By Ed Damon

Let me describe a scene for you. I’ll try to be specific, but it could be any of the at least two dozen times I’ve walked in on the same thing. I could be coming home from work, or I could be getting out of the shower. My wife and two girls could be sitting on the couch or curled up at the foot of the bed. It doesn’t really matter where they are. What matters is that my oldest girl has buried her head in her mothers lap. My wife is clutching on to her and our newborn as if terrorists had taken them hostage, and they’re crying. That’s right, they are crying; all three of them. I can see the glossy reflection of tears streaked down my wife’s face. Even the little one is crying little infant versions of grown-up tears. My first daughter is down right blubbering; snot filled tears and choked gasps for breath.
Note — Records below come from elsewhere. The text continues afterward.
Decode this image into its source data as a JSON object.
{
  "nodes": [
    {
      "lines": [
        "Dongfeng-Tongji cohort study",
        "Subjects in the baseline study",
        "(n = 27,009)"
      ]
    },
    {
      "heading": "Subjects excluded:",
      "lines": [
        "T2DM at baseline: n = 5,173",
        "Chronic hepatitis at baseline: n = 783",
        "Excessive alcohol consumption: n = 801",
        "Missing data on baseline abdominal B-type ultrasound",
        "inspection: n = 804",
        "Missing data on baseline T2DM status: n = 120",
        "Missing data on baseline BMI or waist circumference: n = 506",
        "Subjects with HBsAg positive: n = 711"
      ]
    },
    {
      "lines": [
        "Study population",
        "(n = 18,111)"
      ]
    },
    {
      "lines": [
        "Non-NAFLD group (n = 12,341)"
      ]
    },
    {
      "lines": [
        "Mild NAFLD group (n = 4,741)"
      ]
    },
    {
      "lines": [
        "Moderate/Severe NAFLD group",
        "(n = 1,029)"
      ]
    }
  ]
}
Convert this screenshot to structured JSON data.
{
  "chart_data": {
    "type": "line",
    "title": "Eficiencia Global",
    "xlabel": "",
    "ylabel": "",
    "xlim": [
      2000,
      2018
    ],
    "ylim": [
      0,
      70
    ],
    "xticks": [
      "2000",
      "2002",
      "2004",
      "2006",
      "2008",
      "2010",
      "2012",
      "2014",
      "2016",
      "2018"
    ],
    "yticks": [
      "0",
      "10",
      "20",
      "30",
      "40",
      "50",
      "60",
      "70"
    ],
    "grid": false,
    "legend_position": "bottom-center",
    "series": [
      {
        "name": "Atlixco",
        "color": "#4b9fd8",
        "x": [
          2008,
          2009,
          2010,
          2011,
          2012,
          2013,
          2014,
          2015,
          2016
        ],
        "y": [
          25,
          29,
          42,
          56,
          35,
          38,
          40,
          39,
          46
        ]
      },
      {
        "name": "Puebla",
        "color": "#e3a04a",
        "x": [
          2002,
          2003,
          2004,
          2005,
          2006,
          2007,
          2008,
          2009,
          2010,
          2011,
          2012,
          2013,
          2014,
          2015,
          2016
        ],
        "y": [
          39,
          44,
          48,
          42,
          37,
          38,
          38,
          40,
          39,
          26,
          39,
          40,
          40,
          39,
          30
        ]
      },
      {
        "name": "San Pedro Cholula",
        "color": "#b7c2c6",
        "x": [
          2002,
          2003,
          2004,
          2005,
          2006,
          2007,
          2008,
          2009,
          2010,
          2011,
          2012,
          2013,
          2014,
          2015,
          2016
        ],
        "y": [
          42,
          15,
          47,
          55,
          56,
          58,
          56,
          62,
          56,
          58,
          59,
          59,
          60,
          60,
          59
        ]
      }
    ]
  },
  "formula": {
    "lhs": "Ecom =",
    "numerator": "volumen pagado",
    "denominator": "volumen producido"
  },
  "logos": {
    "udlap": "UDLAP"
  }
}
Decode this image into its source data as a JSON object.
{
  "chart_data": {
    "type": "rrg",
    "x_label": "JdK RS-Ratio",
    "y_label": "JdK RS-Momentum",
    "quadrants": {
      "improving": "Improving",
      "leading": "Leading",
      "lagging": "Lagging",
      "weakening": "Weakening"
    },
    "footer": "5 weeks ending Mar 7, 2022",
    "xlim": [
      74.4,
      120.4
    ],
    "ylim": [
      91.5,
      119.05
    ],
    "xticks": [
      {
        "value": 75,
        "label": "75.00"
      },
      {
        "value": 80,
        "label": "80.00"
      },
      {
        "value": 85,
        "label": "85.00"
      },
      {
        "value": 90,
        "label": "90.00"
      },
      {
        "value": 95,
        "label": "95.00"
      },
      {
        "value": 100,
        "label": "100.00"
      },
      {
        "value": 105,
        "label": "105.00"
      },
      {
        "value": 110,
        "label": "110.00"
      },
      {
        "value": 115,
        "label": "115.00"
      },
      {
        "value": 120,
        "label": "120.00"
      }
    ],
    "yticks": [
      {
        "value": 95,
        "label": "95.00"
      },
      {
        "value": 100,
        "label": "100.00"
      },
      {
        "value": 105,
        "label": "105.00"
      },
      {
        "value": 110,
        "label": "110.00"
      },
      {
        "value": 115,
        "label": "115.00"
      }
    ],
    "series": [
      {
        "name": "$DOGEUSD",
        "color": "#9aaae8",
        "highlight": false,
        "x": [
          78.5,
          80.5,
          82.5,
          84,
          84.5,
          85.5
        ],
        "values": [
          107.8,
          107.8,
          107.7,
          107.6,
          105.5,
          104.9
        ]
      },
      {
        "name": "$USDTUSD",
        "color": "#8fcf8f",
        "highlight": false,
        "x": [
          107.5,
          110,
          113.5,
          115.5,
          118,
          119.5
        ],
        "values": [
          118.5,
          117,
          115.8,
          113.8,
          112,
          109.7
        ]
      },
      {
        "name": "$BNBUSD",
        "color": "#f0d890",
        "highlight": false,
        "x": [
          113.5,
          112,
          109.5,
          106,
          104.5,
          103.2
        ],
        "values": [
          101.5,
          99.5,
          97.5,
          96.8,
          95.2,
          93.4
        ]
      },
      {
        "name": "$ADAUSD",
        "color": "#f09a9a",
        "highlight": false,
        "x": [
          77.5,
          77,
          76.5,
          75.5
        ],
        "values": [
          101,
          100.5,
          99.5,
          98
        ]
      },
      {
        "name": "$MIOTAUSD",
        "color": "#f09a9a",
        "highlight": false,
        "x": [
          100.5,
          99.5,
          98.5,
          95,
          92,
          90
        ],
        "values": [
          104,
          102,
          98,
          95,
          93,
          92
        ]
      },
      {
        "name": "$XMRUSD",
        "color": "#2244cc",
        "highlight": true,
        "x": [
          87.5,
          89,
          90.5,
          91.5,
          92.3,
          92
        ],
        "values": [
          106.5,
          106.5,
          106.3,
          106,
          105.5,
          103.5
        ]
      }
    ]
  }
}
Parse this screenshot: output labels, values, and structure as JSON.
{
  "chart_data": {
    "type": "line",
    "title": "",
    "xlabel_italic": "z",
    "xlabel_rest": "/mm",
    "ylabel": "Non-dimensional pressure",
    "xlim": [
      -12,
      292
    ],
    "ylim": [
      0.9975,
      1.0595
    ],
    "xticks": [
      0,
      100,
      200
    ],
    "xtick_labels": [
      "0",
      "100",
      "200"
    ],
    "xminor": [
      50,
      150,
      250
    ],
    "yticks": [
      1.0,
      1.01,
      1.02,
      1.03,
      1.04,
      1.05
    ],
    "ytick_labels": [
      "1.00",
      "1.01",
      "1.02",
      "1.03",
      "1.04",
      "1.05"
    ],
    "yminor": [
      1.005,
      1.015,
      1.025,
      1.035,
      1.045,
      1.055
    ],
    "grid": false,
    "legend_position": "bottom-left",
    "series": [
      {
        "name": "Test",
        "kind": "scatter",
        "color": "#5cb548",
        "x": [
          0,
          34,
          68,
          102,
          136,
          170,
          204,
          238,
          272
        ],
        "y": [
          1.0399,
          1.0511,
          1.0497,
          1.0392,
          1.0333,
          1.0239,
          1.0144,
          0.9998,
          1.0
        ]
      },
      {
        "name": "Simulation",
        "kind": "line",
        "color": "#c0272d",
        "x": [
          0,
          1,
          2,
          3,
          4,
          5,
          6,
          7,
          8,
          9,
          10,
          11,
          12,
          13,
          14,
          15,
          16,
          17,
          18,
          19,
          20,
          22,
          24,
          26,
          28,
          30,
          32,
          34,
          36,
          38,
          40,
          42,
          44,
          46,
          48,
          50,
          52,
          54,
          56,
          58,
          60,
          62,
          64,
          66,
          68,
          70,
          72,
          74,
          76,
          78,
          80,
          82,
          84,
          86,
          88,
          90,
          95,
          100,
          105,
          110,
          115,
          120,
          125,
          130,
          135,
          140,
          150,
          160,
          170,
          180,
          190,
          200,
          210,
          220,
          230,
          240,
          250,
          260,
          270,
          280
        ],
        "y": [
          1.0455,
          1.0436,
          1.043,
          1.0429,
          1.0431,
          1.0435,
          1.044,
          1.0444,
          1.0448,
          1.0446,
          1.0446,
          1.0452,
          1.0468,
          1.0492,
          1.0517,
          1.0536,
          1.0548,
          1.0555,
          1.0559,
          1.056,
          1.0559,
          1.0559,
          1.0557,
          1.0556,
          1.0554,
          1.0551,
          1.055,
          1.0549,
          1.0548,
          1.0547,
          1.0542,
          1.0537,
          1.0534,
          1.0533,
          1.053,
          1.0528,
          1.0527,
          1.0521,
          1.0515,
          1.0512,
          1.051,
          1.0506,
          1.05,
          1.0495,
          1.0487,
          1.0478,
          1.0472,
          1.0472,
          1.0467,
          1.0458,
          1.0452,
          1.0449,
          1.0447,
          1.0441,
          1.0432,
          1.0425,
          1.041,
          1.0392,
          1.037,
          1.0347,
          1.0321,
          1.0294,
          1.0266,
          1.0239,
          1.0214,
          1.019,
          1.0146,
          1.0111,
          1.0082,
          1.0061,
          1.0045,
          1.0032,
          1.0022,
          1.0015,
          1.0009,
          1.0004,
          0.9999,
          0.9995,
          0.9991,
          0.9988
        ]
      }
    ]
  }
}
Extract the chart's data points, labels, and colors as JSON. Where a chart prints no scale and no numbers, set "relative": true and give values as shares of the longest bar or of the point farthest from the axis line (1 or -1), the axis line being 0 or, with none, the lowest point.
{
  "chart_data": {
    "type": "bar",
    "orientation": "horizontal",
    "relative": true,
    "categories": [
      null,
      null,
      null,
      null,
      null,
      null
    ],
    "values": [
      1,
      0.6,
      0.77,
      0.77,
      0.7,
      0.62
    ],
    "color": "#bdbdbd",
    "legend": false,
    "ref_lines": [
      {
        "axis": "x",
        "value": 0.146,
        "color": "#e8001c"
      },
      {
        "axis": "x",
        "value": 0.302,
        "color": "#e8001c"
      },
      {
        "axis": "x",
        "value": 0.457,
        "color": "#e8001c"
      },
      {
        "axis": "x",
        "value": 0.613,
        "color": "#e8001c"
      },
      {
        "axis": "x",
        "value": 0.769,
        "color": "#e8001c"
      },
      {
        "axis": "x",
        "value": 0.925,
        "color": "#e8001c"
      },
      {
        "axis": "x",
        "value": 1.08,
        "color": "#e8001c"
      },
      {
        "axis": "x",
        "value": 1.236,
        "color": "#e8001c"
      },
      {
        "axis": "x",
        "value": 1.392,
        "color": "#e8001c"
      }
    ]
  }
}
What’s my first thought? Someone must have died; someone close. No matter how many times I witness this scene, my mind automatically rejects all other explanations. If I had the same capacity for learning as say, your common lab rat, I’d be well aware that it’s just another “favorite” toy broken or some slight from another girl. It’s the sort of thing boys would throw a few quick punches about, possibly blacken an eye, then move on and forget. I should be aware of this, but my mind apparently lacks the receptors to connect three sobbing women with some ridiculously trivial event. It’s like looking at one of those pictures that spells the word BLUE in red ink, so what do I do?

I ask, “What’s wrong?”

You might already be hitting the punch line drum roll, but give me some credit. I’m actually concerned. Maybe somebody did die. How terrible would I feel if I snubbed my daughters grieving the loss of their grandmother? Besides, I haven’t even begun to broach the scope of my stupidity. For starters, I actually expect a coherent answer. Like the rat that keeps biting the electrified cheese, I’m still hoping for a response that is at least loosely associated by some logic to the question I asked.

Instead, I get some strange guttural noise from my oldest that I have roughly translated to mean either “you wouldn’t understand”, “Leave me alone”, or “I’m choking on snot bubbles, please save me.” I’m not sure which. I’m still working on the grammar. This is where my capacity for stupidity really begins to shine.

“What?” I repeat.

“It’s nothing,” my wife finally says.

At this point even the lab rats are telling me not to eat the funny cheese, but I can’t help it. It’s sparkly. No matter how many times I make the same mistake, I can’t seem to process the fact that at this point I should accept the answer and make a dignified exit.

Instead, I announce, “I can tell something’s wrong,” as if it took frick’n Sherlock Holmes to figure that one out. Oh yeah, I keep pressing the issue; saying things like “You can’t just sit there crying and tell me nothing’s wrong.” I’m no longer just nibbling the electric cheese; oh no. I’m scoffing it down, and telling all the other rats that I like the zesty kick. Even as my wife tries to answer and my daughter begs her not to, I am still demanding a response. Then I get it.

I don’t care how many times I am hit with the realization that these women are crying, crying, over absolutely nothing. It never loses its impact. My jaw drops. I’m torn between anger and confusion. It’s like I’m being cursed at in a foreign language; unprovoked. I can’t figure out how to respond, so naturally my response is probably the worst one I could have come up with.

“That’s ridiculous,” I say.

My wife is already on the defensive. She gives me a cold stare, and the girls mimic her like lion cubs pretending to hunt with their mother. Even the little one’s eyes get squinty. I’m hopelessly outnumbered.

“It is not ridiculous. She’s really upset,” my wife says. Then she adds, “Sometimes you just need a good cry.”

These last words are spoken as irrevocable fact. As the only male in my house, I must accept that the necessity for a good cry is as indisputable as the need to crap. I could argue, but even the dumb rat won’t keep biting the electrode after the cheese is gone. I grudgingly accept the crying session in the way a sociologist accepts an inexplicable facet of a jungle tribe’s culture. I don’t think I’ll ever understand the whole crying thing, but then again I’ve seen mothers at the park express equal confusion over the good natured and healthy fist fights of their son’s. I guess some things are to be accepted, not understood.